Читаем Дорога на простор. Роман. На горах — свобода. Жизнь и путешествия Александра Гумбольдта. Маленькие повести полностью

Он никогда не рассказывал подробно об этом свидании. Молчал на расспросы Карла–Августа, герцога, потом — великого герцога Саксен–веймарского и эйзенахского. Лишь пятнадцать с половиной лет спустя продиктовал, отрывистыми фразами, заметку, по словам биографа — «все сглаживающую». Но кое о чем, не удержавшись, проговорился в письмах. Остались записи Талейрана, веймарского канцлера Мюллера, мемуар, изданный во Франции, в Лилле, в половине девятнадцатого века. И мы все–таки можем более или менее восстановить, что было сказано в то осеннее утро — и о чем умолчано.

Воскресное утро. Отдых от работ. Видимо, здесь это не имело ровно никакого значения.

Бой часов: одиннадцать. И тотчас позвали из переполненной приемной, где велел ждать толстый камергер, по виду и по акценту поляк. («Всесмешение!») Очевидно, желали возвести в закон скрупулезную точность! Но у самых дверей перебил дорогу Дарю, озабоченный, с папкой под мышкой, счетчик имуществ, правая рука по контрибуциям и поборам (которому «предстояло причинить столько горя» немцам, — продиктовал Гете в своей заметке), — перед ним распахнулись дверные створки, Гете учтиво отступил в сторону.

Он вошел по вторичному, нетерпеливому зову.
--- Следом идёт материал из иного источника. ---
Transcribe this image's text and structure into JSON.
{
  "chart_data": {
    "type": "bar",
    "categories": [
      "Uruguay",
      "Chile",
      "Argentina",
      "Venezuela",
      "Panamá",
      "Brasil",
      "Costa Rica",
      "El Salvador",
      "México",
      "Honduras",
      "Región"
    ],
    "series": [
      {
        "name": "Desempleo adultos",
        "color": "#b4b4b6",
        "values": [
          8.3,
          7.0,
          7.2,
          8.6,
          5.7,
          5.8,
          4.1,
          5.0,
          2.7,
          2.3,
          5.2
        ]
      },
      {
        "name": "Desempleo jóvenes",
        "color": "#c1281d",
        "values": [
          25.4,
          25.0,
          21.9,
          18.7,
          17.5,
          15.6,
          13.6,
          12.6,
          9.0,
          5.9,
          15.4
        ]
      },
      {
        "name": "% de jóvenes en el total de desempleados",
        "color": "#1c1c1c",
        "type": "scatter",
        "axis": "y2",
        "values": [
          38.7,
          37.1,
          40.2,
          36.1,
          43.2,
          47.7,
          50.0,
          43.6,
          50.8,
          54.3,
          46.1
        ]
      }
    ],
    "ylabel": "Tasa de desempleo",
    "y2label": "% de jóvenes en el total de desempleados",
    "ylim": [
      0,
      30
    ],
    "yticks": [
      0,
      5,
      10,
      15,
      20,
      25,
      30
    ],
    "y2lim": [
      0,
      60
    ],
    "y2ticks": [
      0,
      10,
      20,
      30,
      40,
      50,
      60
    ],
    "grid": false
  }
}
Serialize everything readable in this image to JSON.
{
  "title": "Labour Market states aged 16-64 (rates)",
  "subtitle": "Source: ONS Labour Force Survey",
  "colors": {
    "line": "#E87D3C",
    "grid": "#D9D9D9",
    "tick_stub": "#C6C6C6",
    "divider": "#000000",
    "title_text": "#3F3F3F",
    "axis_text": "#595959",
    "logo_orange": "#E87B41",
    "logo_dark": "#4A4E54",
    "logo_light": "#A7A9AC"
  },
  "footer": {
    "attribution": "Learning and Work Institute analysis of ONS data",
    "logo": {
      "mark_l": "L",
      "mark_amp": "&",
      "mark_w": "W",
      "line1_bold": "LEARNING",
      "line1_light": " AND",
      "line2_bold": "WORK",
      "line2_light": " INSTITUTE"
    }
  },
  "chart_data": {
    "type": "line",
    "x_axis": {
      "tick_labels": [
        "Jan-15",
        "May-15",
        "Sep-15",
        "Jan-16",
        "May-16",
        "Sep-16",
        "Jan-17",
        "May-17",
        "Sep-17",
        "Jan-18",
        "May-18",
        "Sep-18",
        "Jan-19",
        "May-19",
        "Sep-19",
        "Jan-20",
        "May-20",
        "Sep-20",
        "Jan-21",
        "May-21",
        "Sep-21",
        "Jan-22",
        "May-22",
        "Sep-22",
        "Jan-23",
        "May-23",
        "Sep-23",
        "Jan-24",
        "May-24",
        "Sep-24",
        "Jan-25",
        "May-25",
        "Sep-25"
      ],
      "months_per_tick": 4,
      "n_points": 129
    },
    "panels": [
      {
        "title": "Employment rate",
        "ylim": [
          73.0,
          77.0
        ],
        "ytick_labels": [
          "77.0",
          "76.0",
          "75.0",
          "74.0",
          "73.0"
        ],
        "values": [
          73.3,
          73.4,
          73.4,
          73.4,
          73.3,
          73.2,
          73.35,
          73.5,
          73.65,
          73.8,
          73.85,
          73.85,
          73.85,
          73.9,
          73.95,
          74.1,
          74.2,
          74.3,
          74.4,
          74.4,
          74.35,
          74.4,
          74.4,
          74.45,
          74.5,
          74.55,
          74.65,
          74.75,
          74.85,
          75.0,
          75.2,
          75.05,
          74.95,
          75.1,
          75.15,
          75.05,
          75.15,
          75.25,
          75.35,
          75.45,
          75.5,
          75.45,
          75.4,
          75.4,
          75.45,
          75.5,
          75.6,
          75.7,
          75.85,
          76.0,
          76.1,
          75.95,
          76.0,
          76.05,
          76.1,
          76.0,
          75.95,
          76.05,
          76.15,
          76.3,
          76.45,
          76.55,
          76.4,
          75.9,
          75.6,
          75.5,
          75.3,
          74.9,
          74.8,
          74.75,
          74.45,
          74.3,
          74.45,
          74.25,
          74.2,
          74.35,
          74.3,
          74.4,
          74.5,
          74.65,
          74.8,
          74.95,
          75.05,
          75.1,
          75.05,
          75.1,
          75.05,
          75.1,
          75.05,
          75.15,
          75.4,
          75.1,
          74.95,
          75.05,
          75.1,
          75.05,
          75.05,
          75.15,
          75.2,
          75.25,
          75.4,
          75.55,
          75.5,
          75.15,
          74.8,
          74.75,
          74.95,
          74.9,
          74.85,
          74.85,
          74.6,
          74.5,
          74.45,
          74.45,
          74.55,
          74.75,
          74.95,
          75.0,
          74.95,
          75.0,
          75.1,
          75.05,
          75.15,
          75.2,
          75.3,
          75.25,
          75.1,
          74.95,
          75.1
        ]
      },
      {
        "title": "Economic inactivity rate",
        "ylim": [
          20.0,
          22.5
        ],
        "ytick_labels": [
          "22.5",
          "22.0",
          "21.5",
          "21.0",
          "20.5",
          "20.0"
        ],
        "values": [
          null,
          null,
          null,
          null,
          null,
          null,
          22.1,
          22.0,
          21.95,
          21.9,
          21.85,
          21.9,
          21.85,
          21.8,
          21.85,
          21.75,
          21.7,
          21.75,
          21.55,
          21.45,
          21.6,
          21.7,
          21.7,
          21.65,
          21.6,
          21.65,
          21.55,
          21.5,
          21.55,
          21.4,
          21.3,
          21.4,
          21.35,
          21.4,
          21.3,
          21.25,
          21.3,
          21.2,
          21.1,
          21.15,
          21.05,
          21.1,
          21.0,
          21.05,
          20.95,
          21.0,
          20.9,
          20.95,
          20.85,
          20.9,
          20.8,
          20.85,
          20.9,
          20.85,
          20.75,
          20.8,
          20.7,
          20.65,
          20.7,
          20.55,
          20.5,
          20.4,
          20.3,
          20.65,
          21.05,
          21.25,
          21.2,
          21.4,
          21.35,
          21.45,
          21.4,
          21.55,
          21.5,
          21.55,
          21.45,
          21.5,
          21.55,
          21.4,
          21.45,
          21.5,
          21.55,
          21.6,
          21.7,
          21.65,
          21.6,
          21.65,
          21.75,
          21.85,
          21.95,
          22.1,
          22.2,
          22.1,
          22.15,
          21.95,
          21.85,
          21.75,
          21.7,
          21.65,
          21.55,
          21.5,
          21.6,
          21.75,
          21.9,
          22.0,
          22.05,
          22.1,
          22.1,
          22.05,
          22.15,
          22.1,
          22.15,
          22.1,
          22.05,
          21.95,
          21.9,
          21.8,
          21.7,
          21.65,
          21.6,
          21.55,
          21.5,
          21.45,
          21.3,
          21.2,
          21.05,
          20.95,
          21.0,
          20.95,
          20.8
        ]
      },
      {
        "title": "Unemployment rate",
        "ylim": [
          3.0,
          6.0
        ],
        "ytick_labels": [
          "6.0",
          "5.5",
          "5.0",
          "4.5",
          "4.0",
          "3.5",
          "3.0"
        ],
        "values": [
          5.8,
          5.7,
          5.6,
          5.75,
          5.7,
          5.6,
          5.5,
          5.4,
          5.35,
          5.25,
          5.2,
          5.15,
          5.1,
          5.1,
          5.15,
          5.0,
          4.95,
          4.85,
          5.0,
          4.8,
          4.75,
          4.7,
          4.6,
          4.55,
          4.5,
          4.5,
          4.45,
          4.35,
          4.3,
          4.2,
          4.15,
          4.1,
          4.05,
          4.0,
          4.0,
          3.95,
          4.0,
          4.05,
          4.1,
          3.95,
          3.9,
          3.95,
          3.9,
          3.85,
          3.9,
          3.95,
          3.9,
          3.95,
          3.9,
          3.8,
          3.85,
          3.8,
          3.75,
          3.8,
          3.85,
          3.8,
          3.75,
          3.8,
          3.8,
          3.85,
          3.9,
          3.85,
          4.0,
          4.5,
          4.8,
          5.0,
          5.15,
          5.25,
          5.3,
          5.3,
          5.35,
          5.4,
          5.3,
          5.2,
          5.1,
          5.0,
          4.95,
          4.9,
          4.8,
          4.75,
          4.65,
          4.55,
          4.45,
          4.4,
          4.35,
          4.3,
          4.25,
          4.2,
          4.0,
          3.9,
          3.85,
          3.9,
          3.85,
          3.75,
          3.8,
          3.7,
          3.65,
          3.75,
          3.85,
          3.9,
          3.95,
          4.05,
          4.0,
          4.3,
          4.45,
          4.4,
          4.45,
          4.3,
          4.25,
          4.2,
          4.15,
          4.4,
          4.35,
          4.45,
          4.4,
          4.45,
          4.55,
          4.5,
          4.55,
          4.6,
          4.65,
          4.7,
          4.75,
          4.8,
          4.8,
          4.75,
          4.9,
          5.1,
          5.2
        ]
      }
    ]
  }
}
Император завтракал за круглым столом. Кивнул, Гете сделал несколько шагов и склонился — он знал наизусть придворный обиход. И герцогский, и королевский — это само собой. Конечно, и императорский — почему же нет, ничем необычайным не дивил петербургский Александр, танцор, холодный упрямец, плацкомандир, глуховатый херувим, русско–немецкий щеголь с неуловимым взглядом блекло–голубых глаз на рыхло–белом лице; или жердеобразный Франц, австриец, теперь просто австриец, с огорченным выражением, неподвижно застывшим с тех пор, как два года назад мирно скончалась его Священная Римская империя — по воле вот этого, сидящего у круглого стола, третьего императора. Императора Франции? Нет, нет, тут были особенности — «императора французов», а на монетах все еще чеканилось «Французская республика». «Французская республика — император Наполеон»! И с какой смесью подобострастия, мучительно скрываемой брезгливости и почти животного страха являлись на поклон к нему венценосцы, будто отчаянно кидаясь в клетку к хищнику, в львиный ров, — откуда им знать, что еще ненавистнее ему, чем им, всякое напоминание о республике, что не сегодня–завтра будет отдан приказ о переделке чекана монетного двора, и ни о чем, в сущности, он втайне так не мечтает, как о том, чтобы, командуя миром, быть признанным ровней, «собратом» всех их…

И Гете со страстным напряжением вглядывался в сидящего перед ним. Нет, то уже не был Аркольский герой, каким его представил живописец Гро, — юношески гибкий, весь порыв, экстатический взор на худом, решительном, резко, даже угловато очерченном, повернутом к своим солдатам, алебастровом лице. От смерча спутанных волос остался лишь мысок с зачесанным на лоб клоком, черты еще не расплылись, хотя пухлость и залысины лишили их изваянной четкости, не посягнув, однако, на знакомый по медалям античный профиль…

Все внимание Гете поглощено тем, о ком он столько думал. Но каким–то боковым зрением он не выпускал из виду в эти первые мгновения молчания и другого человека. Талейран, справа от императора, стоял поодаль, не так, как Дарю, который, слева, не смел отойти, отклеиться от стола. «Великий камергер» казался бы, вопреки своей репутации, просто уродом — грузный, большеротый, с длинными мучнисто–бледнымн щеками, в пышном, мелко завитом парике, если бы нс глаза, темные, живые, нарочито полуприкрытые тяжелыми веками. И если бы еще не что–то трудно определимое во всей его фигуре. Смесь угодливости со свободой, даже распущенностью, обаятельной любезности с надменностью, почти наглостью? Подчеркнутого самоустранения — «что вы, не мое дело!» — с настороженным, словно из–за засады, выслеживанием малейших подробностей происходящего вокруг? Царедворческая льстивость в опущенных плечах — и усмешка, змеящаяся где–то в уголках рта, презрительно и неровно вскинутые брови… Не в это ли мгновение сложился у Гете поразительный вывод: «Взгляд Талейрана самое непостижимое изо всего, что есть на свете». Не отрешенный, углубленный в себя, как у мыслителя, не любознательный взгляд человека, открытого всем впечатлениям бытия: глаза Талейрана, на что бы пи смотрели, видели во всем только его самого!

И поэту представилось, что позади князя Беневентского он разглядел на паркете легкую тень Мефистофеля.